Shortly after his arrival with seven companions – at the point where the major east–west land route through the bogs of central Ireland along the Eiscir Riada, an esker left by the receding glaciers of the last ice age crossed the River Shannon – Saint Ciarán met Diarmait Uí Cerbaill who helped him build the first church at the site. This was a small wooden structure and the first of many small churches to be clustered on the site. Diarmuid was to be the first Christian crowned High King of Ireland. In September 549, not yet thirty-three years of age, Ciarán died of a plague, and was reportedly buried under the original wooden church, now the site of the 9th-century stone oratory, Temple Ciarán.

 

Clonmacnoise Castle

According to Adomnan of Iona, who referenced the testimony of earlier abbots of Iona who had known Columba, St Columba visited the monastery at Clonmacnoise during the time when he was founding the monastery at Durrow. While he was there he prophesied about the future debates in the churches of Ireland about the dating of Easter and claimed that angels had visited the monastery at Clonmacnoise. While he was there, there was a young monk named Ernéne mac Craséni (who would later be famous in Ireland) who tried to touch Columba's clothes while Columba was not looking, but the saint immediately noticed and grabbed the boy by the neck, and then told him to open his mouth and he blessed him, saying that he would teach the doctrine of salvation. 

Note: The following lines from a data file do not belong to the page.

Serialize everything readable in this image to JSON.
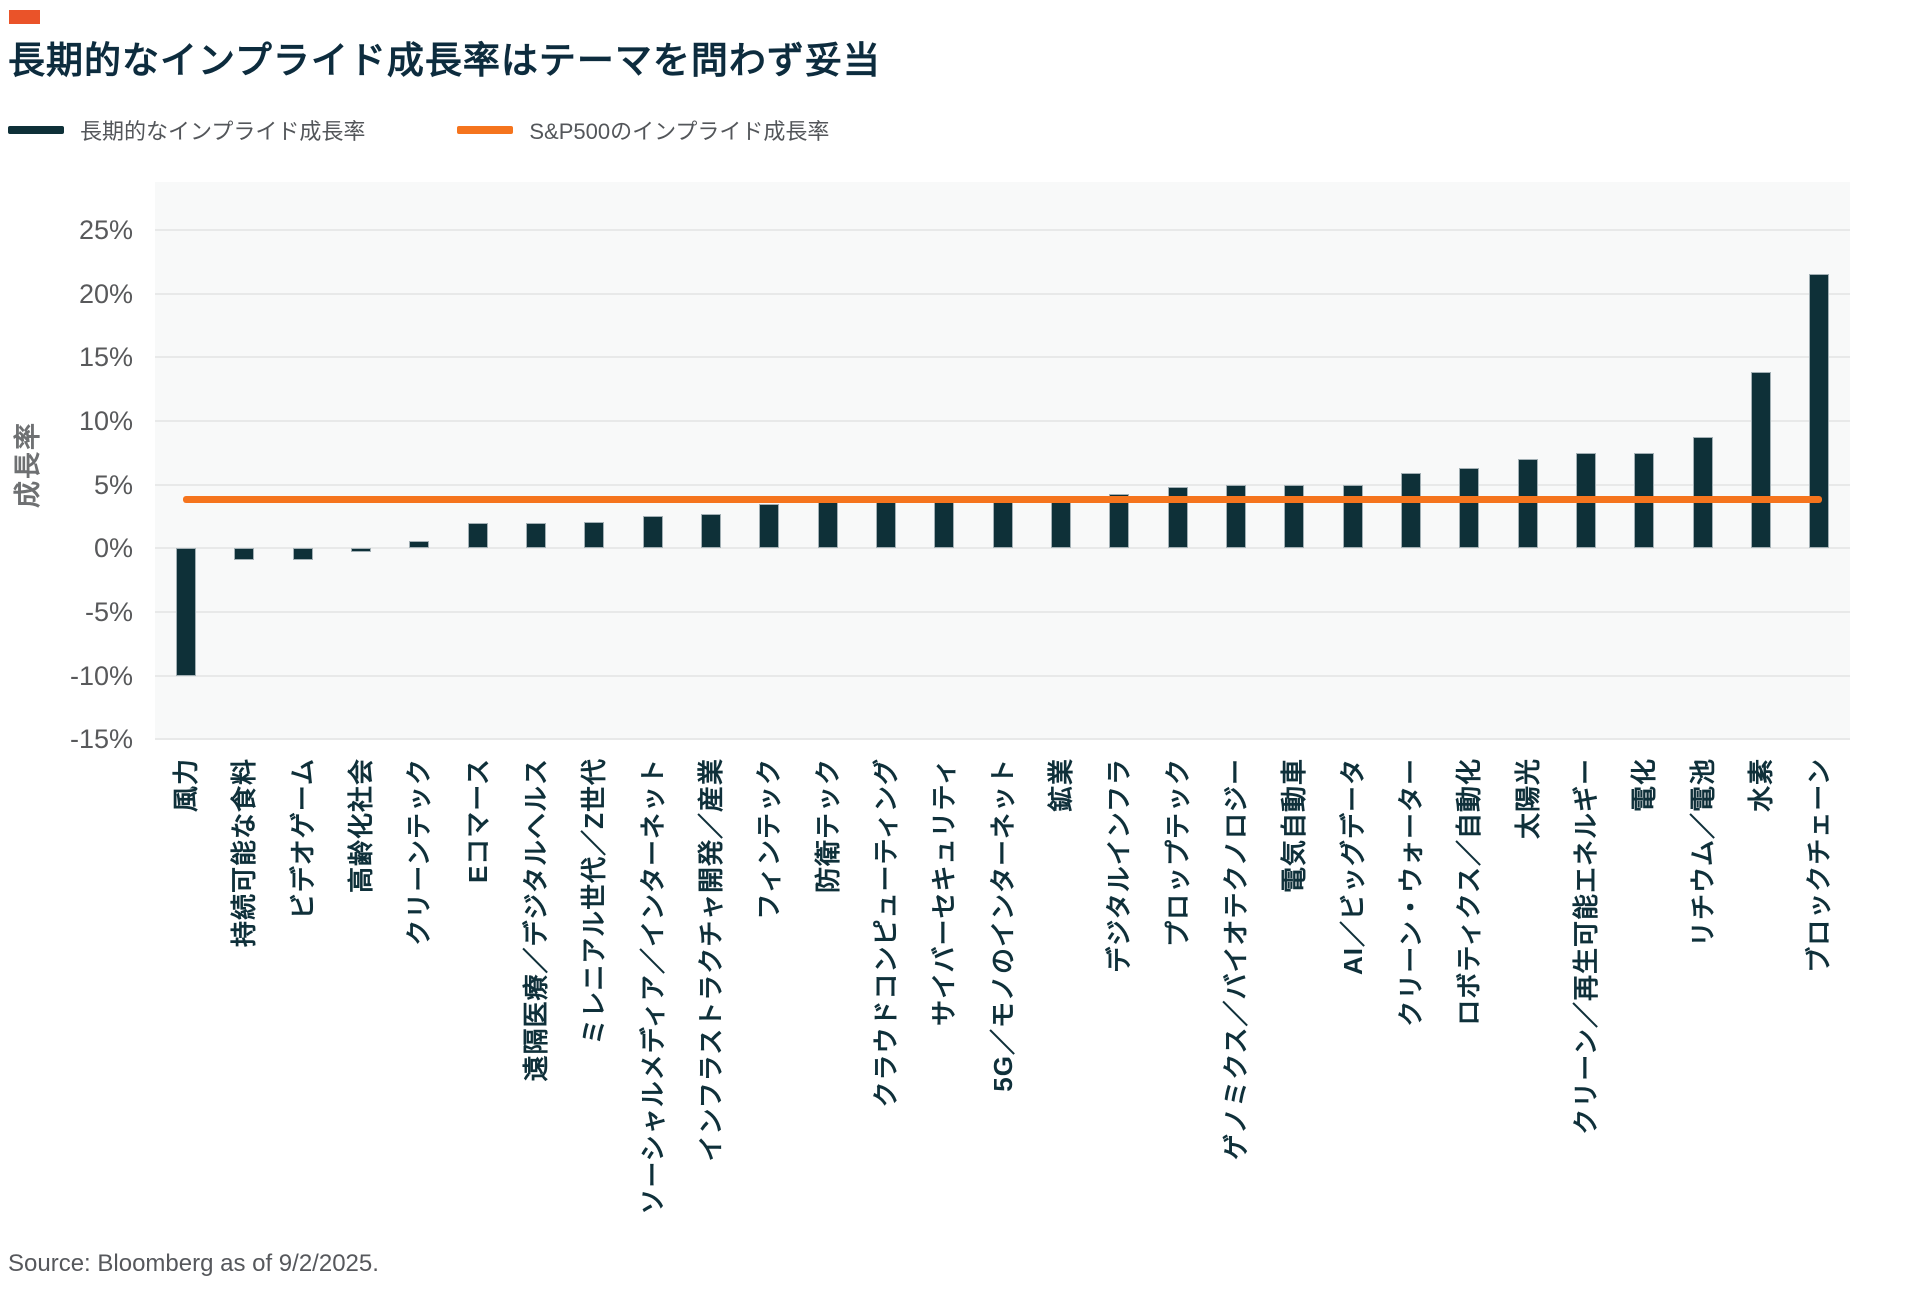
{
  "header": {
    "title": "長期的なインプライド成長率はテーマを問わず妥当"
  },
  "footer": {
    "source": "Source: Bloomberg as of 9/2/2025."
  },
  "colors": {
    "brand_mark_orange": "#EA5329",
    "bar_dark_teal": "#0E3038",
    "benchmark_orange": "#F5741D",
    "title_navy": "#0D2C3E",
    "axis_label_navy": "#0F303A"
  },
  "chart_data": {
    "type": "bar",
    "title": "長期的なインプライド成長率はテーマを問わず妥当",
    "xlabel": "",
    "ylabel": "成長率",
    "ylim": [
      -15,
      25
    ],
    "ytick_step": 5,
    "ytick_suffix": "%",
    "grid": "horizontal",
    "legend_position": "top-left",
    "categories": [
      "風力",
      "持続可能な食料",
      "ビデオゲーム",
      "高齢化社会",
      "クリーンテック",
      "Eコマース",
      "遠隔医療／デジタルヘルス",
      "ミレニアル世代／Z世代",
      "ソーシャルメディア／インターネット",
      "インフラストラクチャ開発／産業",
      "フィンテック",
      "防衛テック",
      "クラウドコンピューティング",
      "サイバーセキュリティ",
      "5G／モノのインターネット",
      "鉱業",
      "デジタルインフラ",
      "プロップテック",
      "ゲノミクス／バイオテクノロジー",
      "電気自動車",
      "AI／ビッグデータ",
      "クリーン・ウォーター",
      "ロボティクス／自動化",
      "太陽光",
      "クリーン／再生可能エネルギー",
      "電化",
      "リチウム／電池",
      "水素",
      "ブロックチェーン"
    ],
    "series": [
      {
        "name": "長期的なインプライド成長率",
        "type": "bar",
        "color": "#0E3038",
        "values": [
          -10.0,
          -0.9,
          -0.9,
          -0.3,
          0.6,
          2.0,
          2.0,
          2.1,
          2.5,
          2.7,
          3.5,
          3.7,
          3.7,
          3.9,
          4.0,
          4.0,
          4.3,
          4.8,
          5.0,
          5.0,
          5.0,
          5.9,
          6.3,
          7.0,
          7.5,
          7.5,
          8.7,
          13.8,
          21.5
        ]
      },
      {
        "name": "S&P500のインプライド成長率",
        "type": "line",
        "color": "#F5741D",
        "value": 3.8
      }
    ]
  }
}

Towards the close of the seventh century a plague carried off a large number of its students and professors. Clonmacnoise's period of greatest growth came between the 8th and 12th centuries. It was attacked frequently during these four centuries, mostly the Irish (at least 27 times), the Vikings (at least 7 times) and Normans (at least 6 times). The early wooden buildings began to be replaced by more durable stone structures in the 9th century, and the original population of fewer than ten men grew to perhaps 1,500 to 2,000 by the 11th century. Although the site was based around a core of churches, crosses, graves and ecclesiastical dwellings and workshops, it would have been surrounded by the houses and streets of a larger secular community, the metalworkers, craftsmen and farmers who supported the monastic clergy and their students. Artisans associated with the site created some of the most beautiful and enduring artworks in metal and stone ever seen in Ireland, with the Clonmacnoise Crozier (on display in the National Museum of Ireland) and the Cross of the Scriptures representing the apex of their efforts. The Book of the Dun Cow a vellum manuscript dating to the 12th century, was written here and its main compiler, Máel Muire mac Céilechair meic Cuinn na mBocht reputedly murdered in a Viking raid in 1106.

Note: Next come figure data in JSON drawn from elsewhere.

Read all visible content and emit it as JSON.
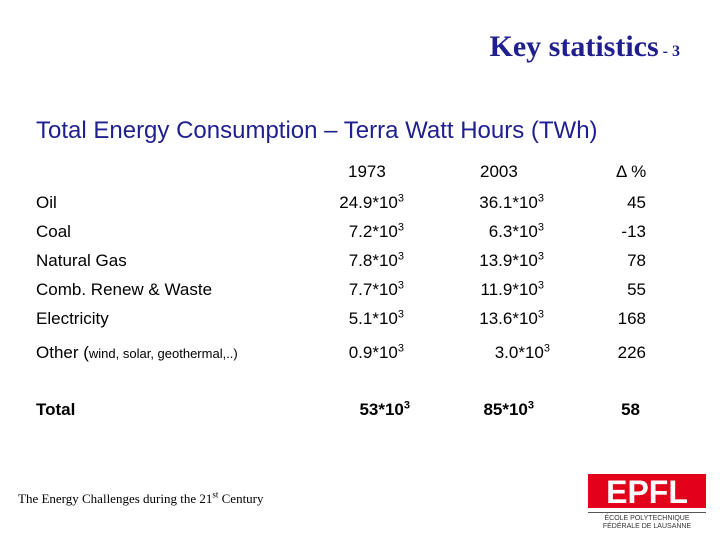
{
  "slide": {
    "title": "Key statistics",
    "title_number": "- 3",
    "subtitle": "Total Energy Consumption – Terra Watt Hours (TWh)",
    "headers": {
      "y1973": "1973",
      "y2003": "2003",
      "delta": "Δ %"
    },
    "rows": [
      {
        "label": "Oil",
        "label_note": "",
        "v1973": "24.9*10",
        "v2003": "36.1*10",
        "delta": "45"
      },
      {
        "label": "Coal",
        "label_note": "",
        "v1973": "7.2*10",
        "v2003": "6.3*10",
        "delta": "-13"
      },
      {
        "label": "Natural Gas",
        "label_note": "",
        "v1973": "7.8*10",
        "v2003": "13.9*10",
        "delta": "78"
      },
      {
        "label": "Comb. Renew & Waste",
        "label_note": "",
        "v1973": "7.7*10",
        "v2003": "11.9*10",
        "delta": "55"
      },
      {
        "label": "Electricity",
        "label_note": "",
        "v1973": "5.1*10",
        "v2003": "13.6*10",
        "delta": "168"
      },
      {
        "label": "Other (",
        "label_note": "wind, solar, geothermal,..)",
        "v1973": "0.9*10",
        "v2003": "3.0*10",
        "delta": "226"
      }
    ],
    "exponent": "3",
    "total": {
      "label": "Total",
      "v1973": "53*10",
      "v2003": "85*10",
      "delta": "58"
    },
    "footer": {
      "text": "The Energy Challenges during the 21",
      "sup": "st",
      "tail": " Century"
    },
    "logo": {
      "text_top": "EPFL",
      "line1": "ÉCOLE POLYTECHNIQUE",
      "line2": "FÉDÉRALE DE LAUSANNE",
      "color": "#e2001a"
    }
  }
}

By the 12th century Clonmacnoise began to decline. The reasons were varied, but without doubt the most debilitating factor was the growth of the town of Athlone to the north of the site from the late-12th century. Athlone became the main trading town for the midlands of Ireland, the most popular route for crossing the Shannon, as well as the best-defended settlement in the region. People migrated north from Clonmacnoise to Athlone, and with the fall in population went much of the support that the site needed to survive, and former allies began to recognise the decline in the site's influence. The influx of continental religious orders such as the FranciscansAugustiniansBenedictinesCluniacs, etc. around the same time fed into this decline as numerous competing sites began to crop up. Ireland's move from a monastic framework to a diocesan one in the twelfth century similarly diminished the site's religious standing, as it was designated the seat of a small and impoverished diocese.

 

Clonmacnoise at sunset

In 1552 the English garrison at Athlone destroyed and looted Clonmacnoise for the final time, leaving it in ruins.

The monastery ruins were one of the stops on the itinerary of Pope John Paul II during his visit to Ireland in 1979.